Went to the Widow Support Group last week, I had a good experience. I seriously expected it to me Mandy and I and a bunch of grandma's (which would have been fine) but that was not the case. It is amazing to look in the eyes of a complete stranger and see such empathy and understanding-I hurt inside for someone besides myself, which is good I think. I walked away feeling very fortunate in so many ways. Yes, I am what they call a "widow", but my husband wanted to be here he just could not be. His death was not violent or misunderstood, it was actually a very peaceful and beautiful thing. Closing of one door and the opening of another.
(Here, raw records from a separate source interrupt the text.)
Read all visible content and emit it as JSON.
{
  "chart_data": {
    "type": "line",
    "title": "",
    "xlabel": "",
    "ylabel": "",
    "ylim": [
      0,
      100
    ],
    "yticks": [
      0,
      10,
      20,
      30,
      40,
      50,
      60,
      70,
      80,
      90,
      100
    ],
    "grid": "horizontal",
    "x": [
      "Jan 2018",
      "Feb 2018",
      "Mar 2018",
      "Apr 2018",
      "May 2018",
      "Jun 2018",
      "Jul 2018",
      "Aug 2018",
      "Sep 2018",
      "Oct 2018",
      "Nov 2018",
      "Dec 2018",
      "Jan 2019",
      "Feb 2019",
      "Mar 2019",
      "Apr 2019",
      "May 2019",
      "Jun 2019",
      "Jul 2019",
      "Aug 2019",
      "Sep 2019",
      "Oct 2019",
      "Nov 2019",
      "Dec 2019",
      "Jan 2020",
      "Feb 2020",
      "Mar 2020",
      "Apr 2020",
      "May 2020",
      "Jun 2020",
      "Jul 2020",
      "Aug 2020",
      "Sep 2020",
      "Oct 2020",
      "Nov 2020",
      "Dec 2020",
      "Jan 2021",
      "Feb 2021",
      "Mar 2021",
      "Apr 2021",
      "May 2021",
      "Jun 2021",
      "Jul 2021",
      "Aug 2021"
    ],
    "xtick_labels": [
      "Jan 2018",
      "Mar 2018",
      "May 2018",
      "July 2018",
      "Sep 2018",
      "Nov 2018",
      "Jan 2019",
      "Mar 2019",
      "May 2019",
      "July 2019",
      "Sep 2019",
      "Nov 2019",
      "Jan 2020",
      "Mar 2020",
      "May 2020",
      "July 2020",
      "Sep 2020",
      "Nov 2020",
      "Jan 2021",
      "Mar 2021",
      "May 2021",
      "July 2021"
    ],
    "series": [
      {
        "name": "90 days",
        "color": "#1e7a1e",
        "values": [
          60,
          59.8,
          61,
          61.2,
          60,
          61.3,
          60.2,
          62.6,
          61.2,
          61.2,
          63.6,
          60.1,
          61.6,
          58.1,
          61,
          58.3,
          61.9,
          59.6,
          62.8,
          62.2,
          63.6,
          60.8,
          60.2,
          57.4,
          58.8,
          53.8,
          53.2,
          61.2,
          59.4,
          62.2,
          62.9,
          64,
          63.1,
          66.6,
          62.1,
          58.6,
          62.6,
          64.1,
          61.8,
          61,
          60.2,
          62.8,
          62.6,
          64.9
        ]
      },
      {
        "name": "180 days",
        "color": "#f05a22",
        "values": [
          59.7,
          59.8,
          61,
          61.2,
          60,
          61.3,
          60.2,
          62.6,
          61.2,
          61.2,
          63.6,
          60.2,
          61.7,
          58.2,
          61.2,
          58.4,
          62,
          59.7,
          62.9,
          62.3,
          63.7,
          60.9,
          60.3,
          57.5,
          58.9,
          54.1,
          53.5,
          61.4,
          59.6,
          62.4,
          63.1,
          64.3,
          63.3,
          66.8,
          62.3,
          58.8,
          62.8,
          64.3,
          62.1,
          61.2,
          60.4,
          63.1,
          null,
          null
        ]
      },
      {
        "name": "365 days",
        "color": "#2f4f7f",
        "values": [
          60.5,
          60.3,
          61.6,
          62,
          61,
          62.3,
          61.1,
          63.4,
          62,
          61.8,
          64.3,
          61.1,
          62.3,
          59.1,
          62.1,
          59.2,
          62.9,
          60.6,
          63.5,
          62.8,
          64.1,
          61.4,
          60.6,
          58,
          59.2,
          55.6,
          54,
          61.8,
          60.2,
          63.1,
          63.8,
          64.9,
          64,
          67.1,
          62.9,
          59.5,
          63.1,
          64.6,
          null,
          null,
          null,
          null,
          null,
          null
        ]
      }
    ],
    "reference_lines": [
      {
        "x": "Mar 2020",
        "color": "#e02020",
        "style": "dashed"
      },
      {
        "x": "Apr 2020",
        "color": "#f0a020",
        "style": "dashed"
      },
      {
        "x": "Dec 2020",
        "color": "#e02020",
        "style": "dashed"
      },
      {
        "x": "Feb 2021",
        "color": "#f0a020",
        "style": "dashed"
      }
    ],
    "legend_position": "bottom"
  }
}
He loved me and my children and I know he is watching me make every mistake I can from the other side :)...but I am trying, and I am learning from my mistakes and trying to do better each day. I want to live my life in a way that I can be proud and have no regrets.
I am thinking about working with Hospice, they are such amazing people, and I feel like I have a lot to offer to someone who is going through the same things we did. I want to give back for all those who gave to us.
NOTE: Everyone talks of things that will be difficult i.e. Holidays, Anniversaries etc. but I thought that really wouldn't be much of a problem for me because Glenn has not been able to be a part of our celebrations for so long. The hard things have been times when I want him there beside me sharing our life, the good and the bad. Well I was really wrong, I went to Tai Pan and they were playing Christmas music and I took me about 5 min. to realize that was why I was nauseated, I was physically sick and I hadn't even thought about Christmas- it is CRAZY the emotional cues your body takes, I am so not in control of any of that at this point.